今回、有力な議員が落選したケースも相次ぎましたが、すべての議員にこの緊迫感を持っていただきたいです。民間では、仕事の品質や誠実さが欠けていれば、次の発注は来なくなります。すべての仕事が真剣勝負です。これが当たり前の感覚だと思うのですが、当たり前でないから困るわけです。正直なところ、これは政治家だけでなく、行政全般に対して同じような想いを抱いています。あまりに仕事が適当すぎる場面が多い。

選挙は一般市民が政治に参加できる唯一の機会です。この権利を行使しないということは、自分の生活を他人に委ねているようなものです。そして、選挙に行くことすらできないような人に、職場などの自分の居場所で自分がやるべきことを果たせているとは到底思えません。自分にできることは、たとえ小さく、ささいなことであったとしても、自分にできることをするという姿勢が何よりも大切です。自分の人生を主体的に生きる人は、常日頃から「いま自分にできること」を着々と成し遂げます。選挙に限らず、日々の仕事や生活における様々な場面で、影響が大きいか小さいかにかかわらず、自分にできることをする。その姿勢が、自分の人生を主体的に生きる上で欠かせません。

自分ができることをしないということは、自分の責任と意思を放棄し、他人任せにするということを意味します。他人任せにする以上、結果がどうであれ文句は言えません。だったら、まずは自分ができることをしたらどうだという話なのです。たかが選挙かもしれませんが、投票率が低いということは、それだけ主体性が乏しく物事を他人任せにする人が多いということを意味しています。こんな状態では、失われた30年を取り戻すどころか、進みゆく少子高齢化に対して社会・経済システムを維持することですら期待が持てません。

政治家がどうのという以前に、選ぶ側の国民の方の問題の方がはるかに大きく見えます。結局、国民がこんなだから、政治家があんななのです。
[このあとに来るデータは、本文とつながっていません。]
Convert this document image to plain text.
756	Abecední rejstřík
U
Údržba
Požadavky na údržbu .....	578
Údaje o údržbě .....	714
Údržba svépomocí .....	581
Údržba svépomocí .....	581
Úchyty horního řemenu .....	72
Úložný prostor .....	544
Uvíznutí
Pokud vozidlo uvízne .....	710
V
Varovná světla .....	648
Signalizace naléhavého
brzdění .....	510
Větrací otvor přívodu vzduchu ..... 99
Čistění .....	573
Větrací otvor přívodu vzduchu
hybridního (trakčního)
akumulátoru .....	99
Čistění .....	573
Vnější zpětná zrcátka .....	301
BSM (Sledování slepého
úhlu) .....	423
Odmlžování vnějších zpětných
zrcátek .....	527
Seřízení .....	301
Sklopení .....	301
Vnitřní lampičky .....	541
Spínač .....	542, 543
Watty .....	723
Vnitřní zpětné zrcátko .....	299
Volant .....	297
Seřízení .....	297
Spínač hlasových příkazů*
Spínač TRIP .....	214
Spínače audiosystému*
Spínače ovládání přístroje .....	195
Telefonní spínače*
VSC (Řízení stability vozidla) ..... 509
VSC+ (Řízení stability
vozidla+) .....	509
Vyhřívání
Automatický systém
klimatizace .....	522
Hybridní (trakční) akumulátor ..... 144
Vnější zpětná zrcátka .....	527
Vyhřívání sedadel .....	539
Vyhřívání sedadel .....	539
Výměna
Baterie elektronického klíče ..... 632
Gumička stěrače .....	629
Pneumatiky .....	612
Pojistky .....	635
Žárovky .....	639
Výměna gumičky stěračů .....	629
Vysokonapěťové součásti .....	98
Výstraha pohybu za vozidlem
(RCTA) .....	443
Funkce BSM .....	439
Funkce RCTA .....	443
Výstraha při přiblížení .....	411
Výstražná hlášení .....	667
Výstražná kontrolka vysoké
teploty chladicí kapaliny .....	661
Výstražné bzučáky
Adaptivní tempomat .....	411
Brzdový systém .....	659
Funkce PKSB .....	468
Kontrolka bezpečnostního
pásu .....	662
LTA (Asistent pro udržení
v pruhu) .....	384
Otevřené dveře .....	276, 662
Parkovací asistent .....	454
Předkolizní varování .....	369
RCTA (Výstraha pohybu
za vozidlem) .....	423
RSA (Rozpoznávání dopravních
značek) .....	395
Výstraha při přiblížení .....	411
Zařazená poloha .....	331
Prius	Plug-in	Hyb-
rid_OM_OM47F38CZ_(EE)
とはいえ、ここで嘆いていても仕方がないので、私は私ができることをこれからも着々と進めていこうと思います。

本日も最後まで読んでいただき、ありがとうございました。

追伸

それにしても、比例代表制度だけはなんとかならないものかと思います。小選挙区で落選しても、比例で復活当選だなんて本当にシラけます。選挙区によっては、立候補者が2名で、落選した方が比例復活で2人とも当選になったなんていう例もあるそうです。そりゃ、馬鹿馬鹿しくて選挙に行く気がなくなるのもうなづけます。

仮に支持したい政党があったとしても、名簿の上位に当選して欲しくない人がいたら、その政党に投票しづらくなります。そもそも、私は政党ではなくて個人を見て支持したい。できれば比例代表の代わりに、自分の選挙区以外で応援したい人へ投票できる広域投票のようなしくみがあると嬉しいですね。あるいは、比例代表制度を維持するにしても、名簿のどの人に投票するかを選べるようになれば、ちゃんと個人個人の理念や政策に目を向けて、きちんと選ぶことができます。それだけでも選挙がかなり面白くなります。

ただ、どちらのしくみを取るにせよ、手書きの紙投票では到底事務作業が追いつかず、やはりインターネット投票を進めることが必要だと考えます。